Design: Randomized, placebo-controlled, double-blind, balanced AB-BA crossover clinical study.
Animals: 51 dogs with CCD.
Procedures: Dogs were given clomipramine (3 mg/kg [1.3 mg/lb] of body weight, PO, q 12 h) for 4 weeks and placebo for 4 weeks. At the end of each treatment each owner rated the severity of their dog's behavior, using 2 validated rating scales. Statistical analysis was made by ordinal regression. Compliance, adverse effects, and the effectiveness of masking were also assessed. Each dog's behavior was reevaluated 1 to 2 years after completing the study.

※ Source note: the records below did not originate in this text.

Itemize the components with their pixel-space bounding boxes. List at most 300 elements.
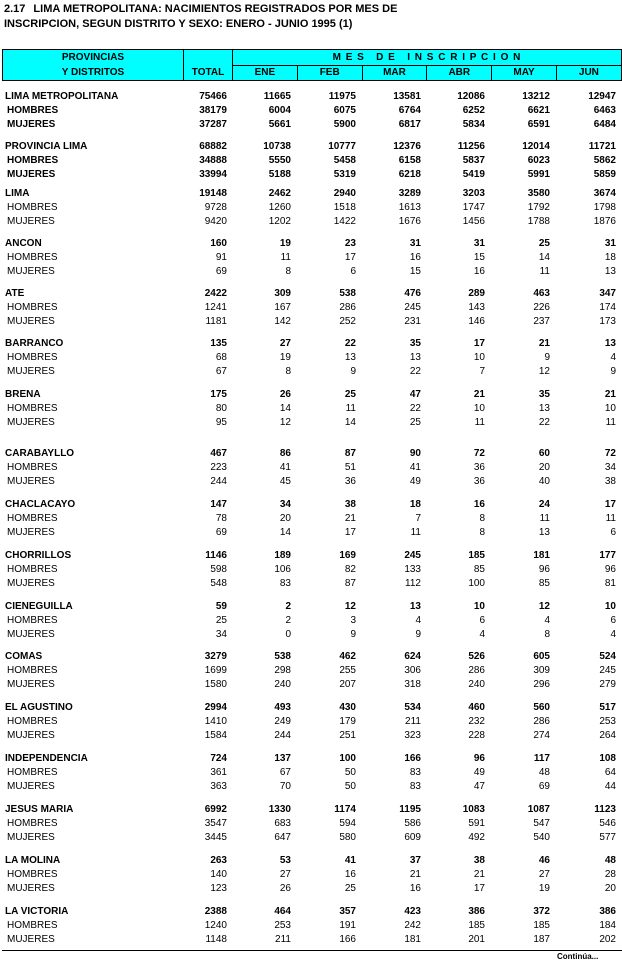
cell-may: 46 [538,855,550,866]
cell-jun: 245 [599,665,616,676]
cell-ene: 53 [279,855,291,866]
row-label: MUJERES [7,119,56,130]
cell-abr: 10 [473,352,485,363]
cell-may: 60 [538,448,550,459]
row-label: BARRANCO [5,338,64,349]
cell-jun: 31 [604,238,616,249]
row-label: MUJERES [7,216,55,227]
cell-ene: 106 [274,564,291,575]
cell-feb: 207 [339,679,356,690]
cell-abr: 36 [473,476,485,487]
cell-ene: 309 [274,288,291,299]
cell-abr: 16 [473,499,485,510]
table-row-hombres [0,104,622,118]
row-label: PROVINCIA LIMA [5,141,88,152]
row-label: MUJERES [7,527,55,538]
cell-jun: 6 [610,615,616,626]
cell-mar: 242 [404,920,421,931]
cell-ene: 27 [279,338,291,349]
cell-may: 20 [538,462,550,473]
cell-ene: 1202 [268,216,291,227]
cell-may: 226 [533,302,550,313]
cell-feb: 11 [345,403,356,414]
cell-ene: 26 [279,883,291,894]
cell-mar: 323 [404,730,421,741]
cell-abr: 143 [468,302,485,313]
cell-ene: 464 [274,906,291,917]
cell-mar: 245 [404,302,421,313]
header-month-abr: ABR [448,67,471,78]
row-label: HOMBRES [7,403,58,414]
cell-feb: 5900 [333,119,356,130]
cell-total: 1410 [204,716,227,727]
table-row-hombres [0,868,622,882]
cell-feb: 252 [339,316,356,327]
row-label: HOMBRES [7,252,58,263]
cell-jun: 48 [604,855,616,866]
cell-total: 3445 [204,832,227,843]
cell-feb: 16 [344,869,356,880]
cell-feb: 36 [344,476,356,487]
table-row-mujeres [0,265,622,279]
table-row-mujeres [0,577,622,591]
header-month-jun: JUN [578,67,599,78]
cell-total: 68882 [199,141,227,152]
cell-mar: 9 [415,629,421,640]
cell-abr: 201 [468,934,485,945]
table-row-hombres [0,715,622,729]
cell-may: 117 [533,753,550,764]
cell-ene: 20 [279,513,291,524]
header-month-may: MAY [513,67,535,78]
cell-feb: 430 [339,702,356,713]
cell-ene: 12 [279,417,291,428]
cell-mar: 31 [409,238,421,249]
cell-feb: 17 [344,252,356,263]
table-row-total [0,447,622,461]
cell-mar: 41 [409,462,421,473]
cell-mar: 13581 [393,91,421,102]
cell-ene: 5550 [268,155,291,166]
cell-jun: 81 [604,578,616,589]
cell-total: 91 [215,252,227,263]
cell-abr: 38 [473,855,485,866]
cell-mar: 231 [404,316,421,327]
cell-feb: 23 [344,238,356,249]
cell-abr: 460 [468,702,485,713]
cell-total: 19148 [199,188,227,199]
cell-ene: 2 [285,601,291,612]
cell-ene: 1260 [268,202,291,213]
cell-total: 363 [210,781,227,792]
cell-may: 12 [538,601,550,612]
row-label: MUJERES [7,316,55,327]
table-row-hombres [0,563,622,577]
cell-jun: 1123 [594,804,616,815]
cell-may: 14 [538,252,550,263]
title-line-2: INSCRIPCION, SEGUN DISTRITO Y SEXO: ENERO - JUNIO 1995 (1) [4,18,353,30]
cell-mar: 6817 [398,119,421,130]
cell-feb: 87 [344,578,356,589]
cell-may: 22 [538,417,550,428]
cell-abr: 6 [479,615,485,626]
cell-abr: 10 [473,403,485,414]
cell-abr: 286 [468,665,485,676]
cell-abr: 11 [474,417,485,428]
row-label: CHORRILLOS [5,550,72,561]
cell-total: 1241 [204,302,227,313]
table-row-hombres [0,512,622,526]
cell-feb: 82 [344,564,356,575]
header-distritos: Y DISTRITOS [61,67,125,78]
row-label: HOMBRES [7,302,58,313]
cell-may: 547 [533,818,550,829]
row-label: MUJERES [7,730,55,741]
row-label: MUJERES [7,629,55,640]
row-label: ATE [5,288,25,299]
cell-may: 69 [538,781,550,792]
cell-mar: 181 [404,934,421,945]
cell-mar: 534 [404,702,421,713]
cell-abr: 4 [479,629,485,640]
cell-jun: 546 [599,818,616,829]
cell-abr: 31 [473,238,485,249]
cell-may: 24 [538,499,550,510]
cell-jun: 202 [599,934,616,945]
cell-abr: 96 [473,753,485,764]
cell-feb: 13 [344,352,356,363]
cell-feb: 10777 [328,141,356,152]
cell-feb: 1518 [333,202,356,213]
cell-mar: 423 [404,906,421,917]
table-row-total [0,498,622,512]
row-label: MUJERES [7,832,55,843]
cell-may: 4 [544,615,550,626]
cell-jun: 4 [610,352,616,363]
cell-jun: 10 [604,601,616,612]
table-row-hombres [0,817,622,831]
cell-total: 467 [210,448,227,459]
cell-feb: 5458 [333,155,356,166]
cell-abr: 185 [468,920,485,931]
cell-feb: 21 [344,513,356,524]
cell-jun: 12947 [588,91,616,102]
cell-jun: 11 [605,417,616,428]
cell-jun: 72 [604,448,616,459]
header-month-feb: FEB [319,67,340,78]
cell-may: 6621 [527,105,550,116]
cell-feb: 38 [344,499,356,510]
cell-jun: 517 [599,702,616,713]
table-row-hombres [0,351,622,365]
cell-jun: 17 [604,499,616,510]
cell-total: 95 [215,417,227,428]
cell-may: 1788 [527,216,550,227]
cell-mar: 166 [404,753,421,764]
cell-feb: 50 [344,781,356,792]
cell-mar: 22 [409,366,421,377]
cell-mar: 211 [405,716,421,727]
cell-total: 1699 [204,665,227,676]
table-row-mujeres [0,780,622,794]
cell-ene: 26 [279,389,291,400]
cell-abr: 100 [468,578,485,589]
cell-may: 11 [539,513,550,524]
row-label: HOMBRES [7,202,58,213]
cell-abr: 15 [473,252,485,263]
cell-total: 244 [210,476,227,487]
cell-abr: 1456 [462,216,485,227]
cell-may: 13212 [522,91,550,102]
cell-may: 605 [533,651,550,662]
cell-mar: 16 [409,252,421,263]
table-row-hombres [0,664,622,678]
cell-jun: 386 [599,906,616,917]
cell-ene: 19 [279,352,291,363]
cell-total: 9728 [204,202,227,213]
row-label: JESUS MARIA [5,804,74,815]
cell-abr: 17 [473,883,485,894]
row-label: CARABAYLLO [5,448,75,459]
cell-total: 69 [215,527,227,538]
cell-jun: 9 [610,366,616,377]
cell-ene: 683 [274,818,291,829]
cell-mar: 245 [404,550,421,561]
table-row-hombres [0,402,622,416]
table-number: 2.17 [4,3,26,15]
cell-may: 540 [533,832,550,843]
cell-mar: 586 [404,818,421,829]
table-row-mujeres [0,628,622,642]
cell-abr: 17 [473,338,485,349]
cell-total: 175 [210,389,227,400]
title-line-1: LIMA METROPOLITANA: NACIMIENTOS REGISTRADOS POR MES DE [33,3,398,15]
cell-mar: 6218 [398,169,421,180]
table-row-hombres [0,301,622,315]
cell-abr: 11256 [457,141,485,152]
cell-total: 75466 [199,91,227,102]
cell-may: 12014 [522,141,550,152]
cell-total: 724 [210,753,227,764]
cell-feb: 3 [350,615,356,626]
cell-mar: 83 [409,767,421,778]
cell-total: 3547 [204,818,227,829]
cell-may: 96 [538,564,550,575]
cell-abr: 240 [468,679,485,690]
cell-jun: 20 [604,883,616,894]
cell-feb: 51 [344,462,356,473]
table-row-mujeres [0,365,622,379]
cell-abr: 386 [468,906,485,917]
table-row-mujeres [0,215,622,229]
cell-may: 372 [533,906,550,917]
table-row-hombres [0,154,622,168]
row-label: MUJERES [7,476,55,487]
cell-may: 85 [538,578,550,589]
cell-total: 2422 [204,288,227,299]
cell-feb: 1422 [333,216,356,227]
cell-ene: 0 [285,629,291,640]
cell-mar: 13 [409,601,421,612]
table-row-total [0,803,622,817]
cell-ene: 2462 [268,188,291,199]
cell-jun: 1798 [593,202,616,213]
row-label: HOMBRES [7,615,58,626]
cell-feb: 179 [339,716,356,727]
cell-feb: 580 [339,832,356,843]
cell-ene: 8 [285,366,291,377]
cell-abr: 12086 [457,91,485,102]
cell-mar: 609 [404,832,421,843]
row-label: MUJERES [7,679,55,690]
cell-abr: 228 [468,730,485,741]
cell-may: 21 [538,338,550,349]
table-row-mujeres [0,678,622,692]
cell-jun: 108 [599,753,616,764]
cell-total: 1240 [204,920,227,931]
cell-feb: 594 [339,818,356,829]
cell-abr: 7 [479,366,485,377]
cell-ene: 493 [274,702,291,713]
header-provincias: PROVINCIAS [61,52,125,63]
cell-total: 223 [210,462,227,473]
table-row-mujeres [0,118,622,132]
cell-may: 1792 [527,202,550,213]
table-row-total [0,337,622,351]
cell-mar: 83 [409,781,421,792]
table-row-hombres [0,201,622,215]
row-label: EL AGUSTINO [5,702,73,713]
cell-feb: 9 [350,629,356,640]
cell-abr: 1083 [462,804,485,815]
cell-feb: 12 [344,601,356,612]
cell-may: 3580 [527,188,550,199]
cell-mar: 13 [409,352,421,363]
cell-feb: 251 [339,730,356,741]
cell-total: 2994 [204,702,227,713]
cell-jun: 6484 [593,119,616,130]
table-row-mujeres [0,831,622,845]
cell-total: 33994 [199,169,227,180]
cell-ene: 298 [274,665,291,676]
cell-abr: 492 [468,832,485,843]
cell-ene: 41 [279,462,291,473]
row-label: ANCON [5,238,42,249]
row-label: MUJERES [7,934,55,945]
cell-feb: 100 [339,753,356,764]
cell-may: 8 [544,629,550,640]
cell-feb: 6 [350,266,356,277]
cell-may: 6023 [527,155,550,166]
cell-may: 1087 [527,804,550,815]
cell-ene: 137 [274,753,291,764]
cell-may: 296 [533,679,550,690]
row-label: INDEPENDENCIA [5,753,88,764]
table-row-mujeres [0,933,622,947]
cell-mar: 90 [409,448,421,459]
cell-ene: 19 [279,238,291,249]
cell-abr: 8 [479,513,485,524]
cell-ene: 83 [279,578,291,589]
row-label: HOMBRES [7,665,58,676]
table-row-total [0,752,622,766]
table-row-mujeres [0,416,622,430]
cell-jun: 6 [610,527,616,538]
cell-may: 11 [539,266,550,277]
cell-may: 25 [538,238,550,249]
row-label: MUJERES [7,366,55,377]
row-label: HOMBRES [7,869,58,880]
cell-abr: 5834 [462,119,485,130]
cell-feb: 11975 [328,91,356,102]
row-label: HOMBRES [7,767,58,778]
cell-mar: 25 [409,417,421,428]
cell-total: 361 [210,767,227,778]
cell-may: 181 [533,550,550,561]
cell-jun: 13 [604,266,616,277]
cell-mar: 16 [409,883,421,894]
cell-mar: 1676 [398,216,421,227]
cell-mar: 4 [415,615,421,626]
header-total: TOTAL [191,67,225,78]
cell-ene: 45 [279,476,291,487]
row-label: HOMBRES [7,818,58,829]
cell-abr: 49 [473,767,485,778]
cell-total: 1146 [205,550,227,561]
cell-feb: 6075 [333,105,356,116]
table-row-total [0,140,622,154]
cell-mar: 7 [415,513,421,524]
table-row-hombres [0,919,622,933]
cell-jun: 64 [604,767,616,778]
table-row-mujeres [0,168,622,182]
cell-ene: 189 [274,550,291,561]
cell-ene: 167 [274,302,291,313]
cell-total: 135 [210,338,227,349]
cell-feb: 5319 [333,169,356,180]
cell-total: 38179 [199,105,227,116]
cell-mar: 624 [404,651,421,662]
row-label: LIMA [5,188,30,199]
cell-may: 19 [538,883,550,894]
cell-jun: 5862 [593,155,616,166]
continua-label: Continúa... [557,952,599,961]
row-label: MUJERES [7,578,55,589]
header-mes-inscripcion: M E S D E I N S C R I P C I O N [332,52,522,63]
cell-mar: 11 [410,527,421,538]
cell-feb: 169 [339,550,356,561]
cell-ene: 5188 [268,169,291,180]
cell-jun: 279 [599,679,616,690]
table-row-total [0,287,622,301]
table-row-mujeres [0,315,622,329]
cell-jun: 4 [610,629,616,640]
cell-jun: 524 [599,651,616,662]
row-label: BRENA [5,389,41,400]
bottom-rule [2,950,622,951]
cell-mar: 306 [404,665,421,676]
cell-ene: 11665 [263,91,291,102]
cell-abr: 185 [468,550,485,561]
cell-mar: 21 [409,869,421,880]
cell-abr: 232 [468,716,485,727]
cell-ene: 14 [279,527,291,538]
cell-mar: 49 [409,476,421,487]
cell-abr: 289 [468,288,485,299]
cell-total: 1580 [204,679,227,690]
cell-mar: 3289 [398,188,421,199]
cell-jun: 1876 [593,216,616,227]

Results: Behaviors included spinning (n = 17) and self-mutilation by licking (acral lick dermatitis, 12). Both rating scales demonstrated a treatment effect. Compliance was satisfactory, and masking was effective. Sedation and reduced appetite were reported more commonly when dogs were given clomipramine than when they were given placebo. Forty-five dogs available for follow-up evaluation still had their behaviors; 6 dogs were lost to follow-up evaluation.
Clinical implications: Results suggest that clomipramine was effective in dogs with CCD and was not associated with serious adverse effects. However, treatment for 4 weeks was not curative. Behavior modification is likely to be necessary to manage CCD.